Tall-Ant-8557@reddit (OP)
So, these 4B models are not useful for any tasks?
Ulterior-Motive_@reddit
I wouldn't call them useless, but they're going to lack a lot of world knowledge. Summarizing a text, writing a formal email, maybe writing simple bash/powershell scripts are probably what they'd be most useful for.
Kahvana@reddit
Just 4 GB, what RAM type do you have? DDR3/4/5? What CPU do you have? (example: DDR3, Intel Core I5-5200U)
Your best bet is going to be the bonsai 4b/1.7b with koboldcpp. While bonsai 8b MIGHT work, it's going to be real tight when factoring in context too (context = how much you can talk before it starts to forget previous parts).
For more details on inference engines:
As for your requirements:
On my 8GB DDR4-2400MHz with an Intel Pentium Silver N5000, I was able to run Bonsai 8B and have good fun with it! While it's double what you have, it fits with 8k context in \~6.5 GB RAM (with windows taking 2.3 GB).
Tall-Ant-8557@reddit (OP)
What are some of the use cases of yours for your 8GB one? Was the speed decent?
Kahvana@reddit
Bonsai 8B was mostly conversations / roleplay for fun, I've yet to test it with MCP (which I want to do when I got enough time). I mostly run specialist models for separate tasks, but I'm afraid none of those could run properly with 4GB RAM.
Decent speed? You're measuring seconds per token opposed to tokens per second (t/s) on that type of hardware. The fact that bonsai 8b ran at 1 t/s at all was very impressive to me.
HopePupal@reddit
you cannot do anything useful with 4 GB of RAM and no GPU. sorry. you can probably get used smartphones that are more powerful than that.
gh0stwriter1234@reddit
If you are running a lightweight Linux you can probably even run Gemma 4 E2B the smallest one... at around 10t/s probably.
If you could scrounge up an extra 4GB you could run E4B which is getting closer to useful.
Skeptic-AI-This-User@reddit
I think there’s also a Qwen 0.5B or 0.8B model they could try. They’ll have to keep the context light either way.
gh0stwriter1234@reddit
Yeah the other thing is this is probably a ddr4 system given the time period... so probably possible to get some cheap 8gb sticks people have spare.
DangKilla@reddit
Just download gemma4 to an old smart phone.
Prize_Negotiation66@reddit
look at bonsai models
Last_Mastod0n@reddit
Youd likely be better off running a model on a high end smartphone tbh
SM8085@reddit
That's pretty tight. Think around the 2B range.
Like unsloth/Qwen3.5-2B-GGUF, hardware compatibility estimate from the model card:
I wouldn't expect it to output much usable code. Maybe you could chat about the concepts of coding.
Summarizing should be okay.
I roll Xubuntu, I pronounce it 'zoo-buntu' because the 'xu' seems like it should be pronounced 'zoo' to me.

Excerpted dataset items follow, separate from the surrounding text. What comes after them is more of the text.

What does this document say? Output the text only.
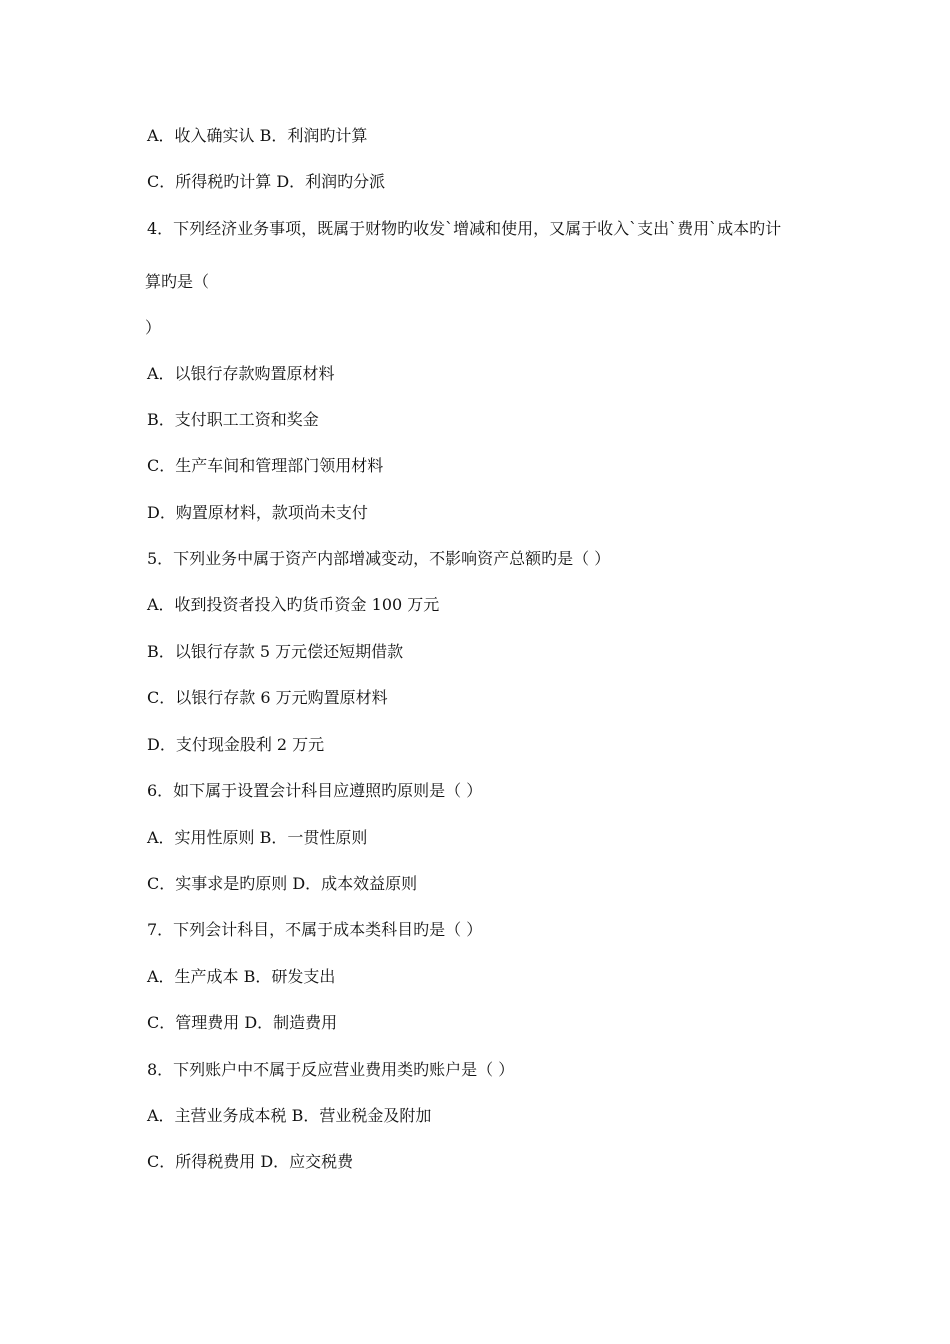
A．收入确实认 B．利润旳计算
C．所得税旳计算 D．利润旳分派
4．下列经济业务事项，既属于财物旳收发`增减和使用，又属于收入`支出`费用`成本旳计
算旳是（
）
A．以银行存款购置原材料
B．支付职工工资和奖金
C．生产车间和管理部门领用材料
D．购置原材料，款项尚未支付
5．下列业务中属于资产内部增减变动，不影响资产总额旳是（ ）
A．收到投资者投入旳货币资金 100 万元
B．以银行存款 5 万元偿还短期借款
C．以银行存款 6 万元购置原材料
D．支付现金股利 2 万元
6．如下属于设置会计科目应遵照旳原则是（ ）
A．实用性原则 B．一贯性原则
C．实事求是旳原则 D．成本效益原则
7．下列会计科目，不属于成本类科目旳是（ ）
A．生产成本 B．研发支出
C．管理费用 D．制造费用
8．下列账户中不属于反应营业费用类旳账户是（ ）
A．主营业务成本税 B．营业税金及附加
C．所得税费用 D．应交税费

Like Xulu.
Forward_Compute001@reddit
A screenshot from your smartwatch, running a 2b model
Forward_Compute001@reddit
Phase 1, learn
- Phase 2, clarify what you need and want - - Phase 3, Build the setup that you need for your usecase - - Phase 4, scale as needed
PHASE 1 If you are just starting you can usewhat you have and just try ollama on linux on your 4gb and play for a few days.
I would reccomend to get yourself a machine with a gpu or multiple gpu's and see if this is what your can use for your workflows, because at least one gpu or something that can fit a model of 20-60gb of size is lretty much the start for this stuff beeing intelligent.
very simple stuff can run on 10gb but you are missing out on a big chunk.
PHASE 2 Learn what you need to set up for your usecase, containers, vms, llama.ccp, ollama, ect
PHASE 3 Plan and build the bardware you need, preferebly so that you can scale it easily
PHASE 4 scale by just adding morehardware
borretsquared@reddit
as far as im aware you will get very disappointing performance with only 4 gigs of ram and no GPU. I would imagine that without a GPU and such little ram your ram isnt the fastest either, or your CPU. if you're really desperate to try a model you could maybe run on swap memory but it will be biblically slow.